New Medicare requirements – uncertain future
Prior to COVID-19, covered Medicare telehealth service requirements stated that the patient had to be seen during a live visit for an approved service, delivered by an approved provider for a patient in a rural geographical area when the patient is physically present at the healthcare facility. Due to all the restrictions around limited approved payment codes, many healthcare providers shied away from adoption of telehealth services due to concerns around waste, fraud, and abuse, as well as the economics around adding additional fee-for-service visits. In a value-based world, many would regard these visits as preventative care that reduce hospitalization and other high cost medical instances, but data that feeds into CMS and to Congress has yet to prove this. Once a vaccine for COVID-19 has been found, it remains to be seen whether Medicare service requirements will return to these original requirements.
How will these changes impact Orthopedic practices?
The options are endless for orthopedics practices to incorporate an integrated telehealth solution, which is a good thing with all non-essential physical doctor’s visits on pause from coronavirus. Ultimately, the use cases for telehealth are up to the practice and what works best for the providers there. Virtual post-op follow-up visits, wound checks, test review and after-hours care were services being thought about and done pre-COVID-19, but the outbreak has introduced a new world with new rules. Currently, the focus is all about taking care of the patients however possible, and that means finding a different way to see them. In the short term, providers are still able to take care of their patients while keeping their staff safe. In the long term, it’s going to improve patient experience and access and reduce costs. The changes recently announced for evaluation and management of telehealth eliminate the need to submit documentation for patient history and physical exam for a virtual visit, making it easier for practices to get paid. For example, we are already seeing some orthopedic practices implement x-ray-only visits, so the initial and follow-up appointments are done virtually.
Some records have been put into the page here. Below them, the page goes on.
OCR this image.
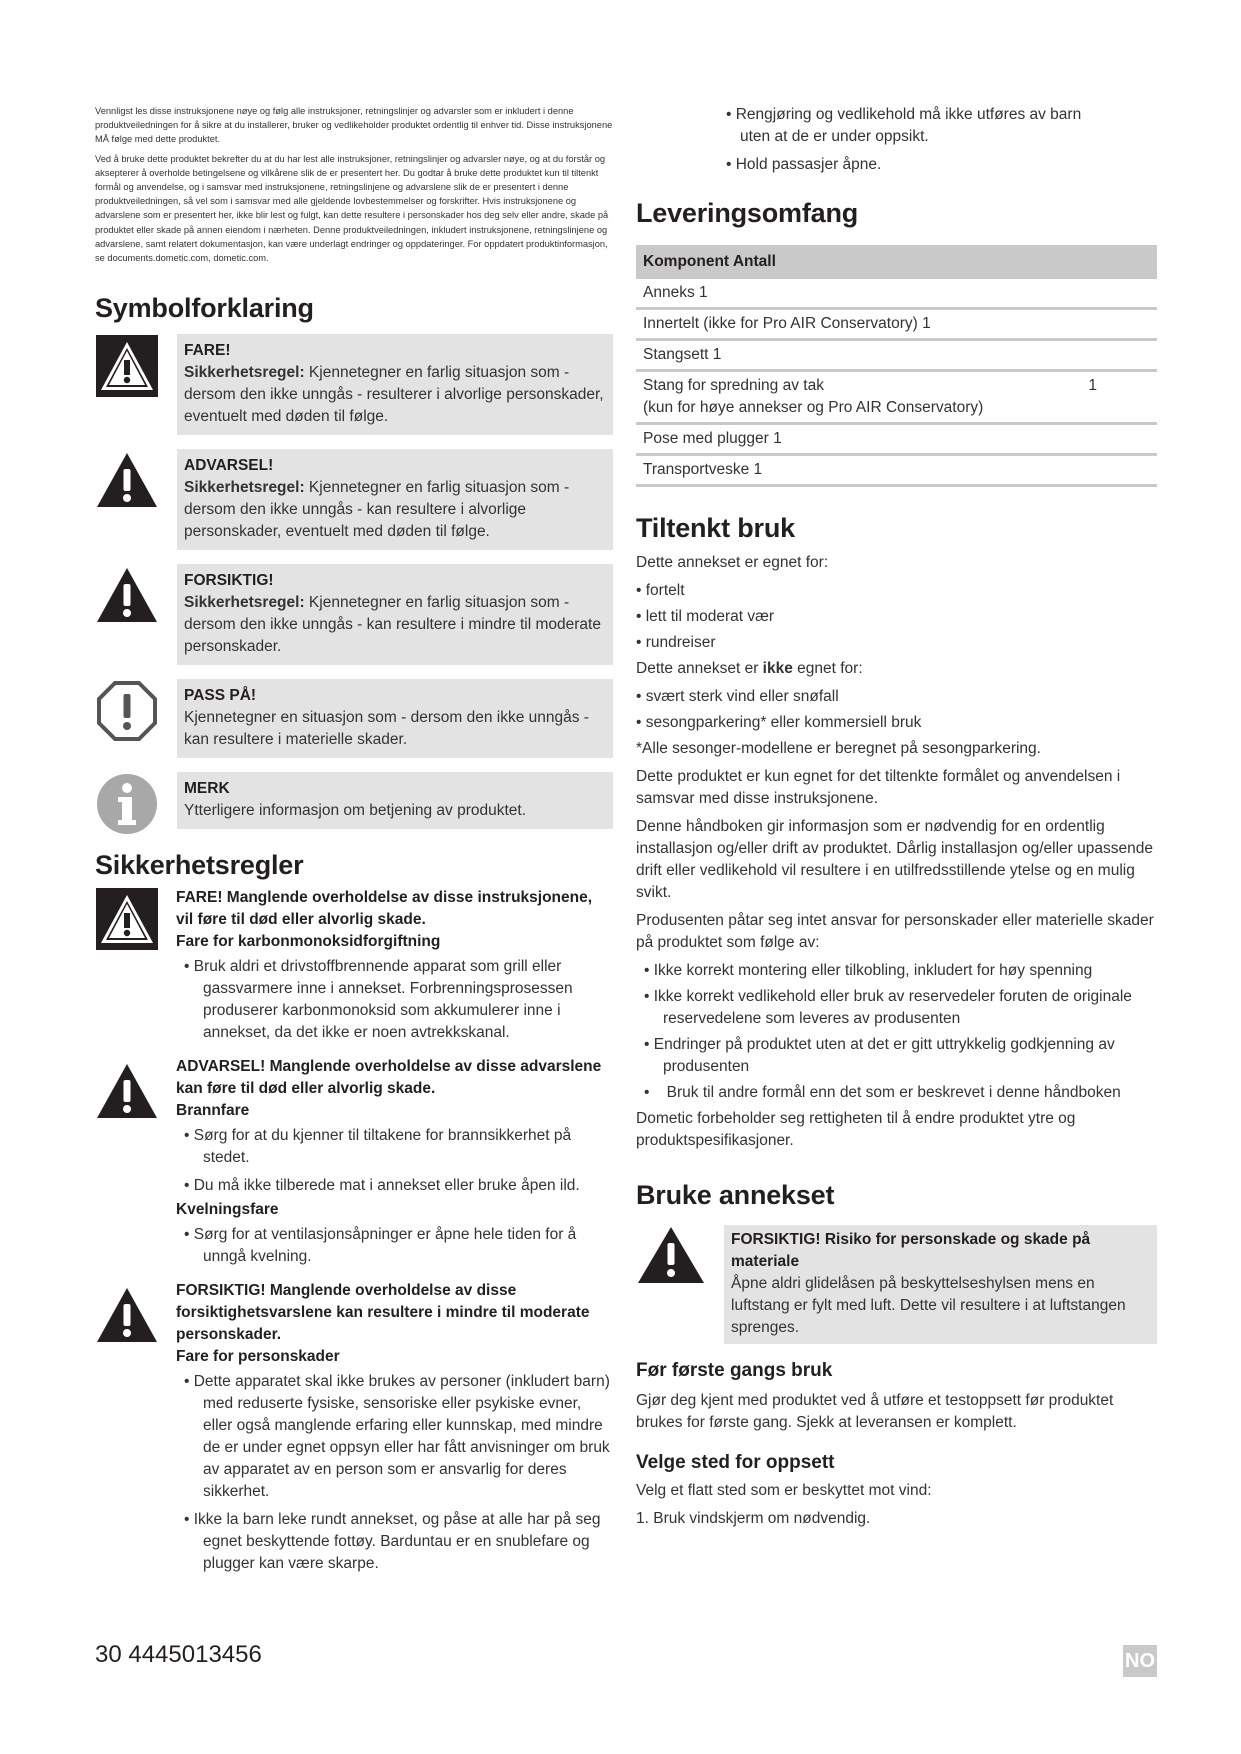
Vennligst les disse instruksjonene nøye og følg alle instruksjoner, retningslinjer og advarsler som er inkludert i denne produktveiledningen for å sikre at du installerer, bruker og vedlikeholder produktet ordentlig til enhver tid. Disse instruksjonene MÅ følge med dette produktet.

Ved å bruke dette produktet bekrefter du at du har lest alle instruksjoner, retningslinjer og advarsler nøye, og at du forstår og aksepterer å overholde betingelsene og vilkårene slik de er presentert her. Du godtar å bruke dette produktet kun til tiltenkt formål og anvendelse, og i samsvar med instruksjonene, retningslinjene og advarslene slik de er presentert i denne produktveiledningen, så vel som i samsvar med alle gjeldende lovbestemmelser og forskrifter. Hvis instruksjonene og advarslene som er presentert her, ikke blir lest og fulgt, kan dette resultere i personskader hos deg selv eller andre, skade på produktet eller skade på annen eiendom i nærheten. Denne produktveiledningen, inkludert instruksjonene, retningslinjene og advarslene, samt relatert dokumentasjon, kan være underlagt endringer og oppdateringer. For oppdatert produktinformasjon, se documents.dometic.com, dometic.com.

Symbolforklaring
FARE!
Sikkerhetsregel: Kjennetegner en farlig situasjon som - dersom den ikke unngås - resulterer i alvorlige personskader, eventuelt med døden til følge.
ADVARSEL!
Sikkerhetsregel: Kjennetegner en farlig situasjon som - dersom den ikke unngås - kan resultere i alvorlige personskader, eventuelt med døden til følge.
FORSIKTIG!
Sikkerhetsregel: Kjennetegner en farlig situasjon som - dersom den ikke unngås - kan resultere i mindre til moderate personskader.
PASS PÅ!
Kjennetegner en situasjon som - dersom den ikke unngås - kan resultere i materielle skader.
MERK
Ytterligere informasjon om betjening av produktet.
Sikkerhetsregler

FARE! Manglende overholdelse av disse instruksjonene, vil føre til død eller alvorlig skade.

Fare for karbonmonoksidforgiftning

• Bruk aldri et drivstoffbrennende apparat som grill eller gassvarmere inne i annekset. Forbrenningsprosessen produserer karbonmonoksid som akkumulerer inne i annekset, da det ikke er noen avtrekkskanal.

ADVARSEL! Manglende overholdelse av disse advarslene kan føre til død eller alvorlig skade.

Brannfare

• Sørg for at du kjenner til tiltakene for brannsikkerhet på stedet.

• Du må ikke tilberede mat i annekset eller bruke åpen ild.

Kvelningsfare

• Sørg for at ventilasjonsåpninger er åpne hele tiden for å unngå kvelning.

FORSIKTIG! Manglende overholdelse av disse forsiktighetsvarslene kan resultere i mindre til moderate personskader.

Fare for personskader

• Dette apparatet skal ikke brukes av personer (inkludert barn) med reduserte fysiske, sensoriske eller psykiske evner, eller også manglende erfaring eller kunnskap, med mindre de er under egnet oppsyn eller har fått anvisninger om bruk av apparatet av en person som er ansvarlig for deres sikkerhet.

• Ikke la barn leke rundt annekset, og påse at alle har på seg egnet beskyttende fottøy. Barduntau er en snublefare og plugger kan være skarpe.

• Rengjøring og vedlikehold må ikke utføres av barn uten at de er under oppsikt.

• Hold passasjer åpne.

Leveringsomfang
Komponent Antall	
Anneks 1	
Innertelt (ikke for Pro AIR Conservatory) 1	
Stangsett 1	
Stang for spredning av tak
(kun for høye annekser og Pro AIR Conservatory)	1
Pose med plugger 1	
Transportveske 1	
Tiltenkt bruk

Dette annekset er egnet for:

• fortelt

• lett til moderat vær

• rundreiser

Dette annekset er ikke egnet for:

• svært sterk vind eller snøfall

• sesongparkering* eller kommersiell bruk

*Alle sesonger-modellene er beregnet på sesongparkering.

Dette produktet er kun egnet for det tiltenkte formålet og anvendelsen i samsvar med disse instruksjonene.

Denne håndboken gir informasjon som er nødvendig for en ordentlig installasjon og/eller drift av produktet. Dårlig installasjon og/eller upassende drift eller vedlikehold vil resultere i en utilfredsstillende ytelse og en mulig svikt.

Produsenten påtar seg intet ansvar for personskader eller materielle skader på produktet som følge av:

• Ikke korrekt montering eller tilkobling, inkludert for høy spenning

• Ikke korrekt vedlikehold eller bruk av reservedeler foruten de originale reservedelene som leveres av produsenten

• Endringer på produktet uten at det er gitt uttrykkelig godkjenning av produsenten

•    Bruk til andre formål enn det som er beskrevet i denne håndboken

Dometic forbeholder seg rettigheten til å endre produktet ytre og produktspesifikasjoner.

Bruke annekset
FORSIKTIG! Risiko for personskade og skade på materiale
Åpne aldri glidelåsen på beskyttelseshylsen mens en luftstang er fylt med luft. Dette vil resultere i at luftstangen sprenges.
Før første gangs bruk

Gjør deg kjent med produktet ved å utføre et testoppsett før produktet brukes for første gang. Sjekk at leveransen er komplett.

Velge sted for oppsett

Velg et flatt sted som er beskyttet mot vind:

1. Bruk vindskjerm om nødvendig.

30 4445013456	NO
When you are searching for a telehealth platform, it’s best to partner with an integrated solution to optimize the patient and provider experience, but also one that’s agnostic so providers can adopt telehealth capability irrespective of the electronic health record (EHR) platform they use.
What hasn’t changed?
Before the COVID-19 pandemic, consumers were already pushing the industry out of its proverbial comfort zone, with the demand for greater autonomy, convenience, and control over their healthcare experience. Now, more than ever, patients will prefer to see their own doctor virtually and will increasingly choose medical providers who offer virtual visit capabilities over those who don’t. Similarly, providers will want to continue to see their own patients virtually, get paid for it, and will want video visits to integrate with their practice management workflow and the EHR. Our hope is that this newfound adoption of telehealth becomes one of the silver linings that will result from this pandemic.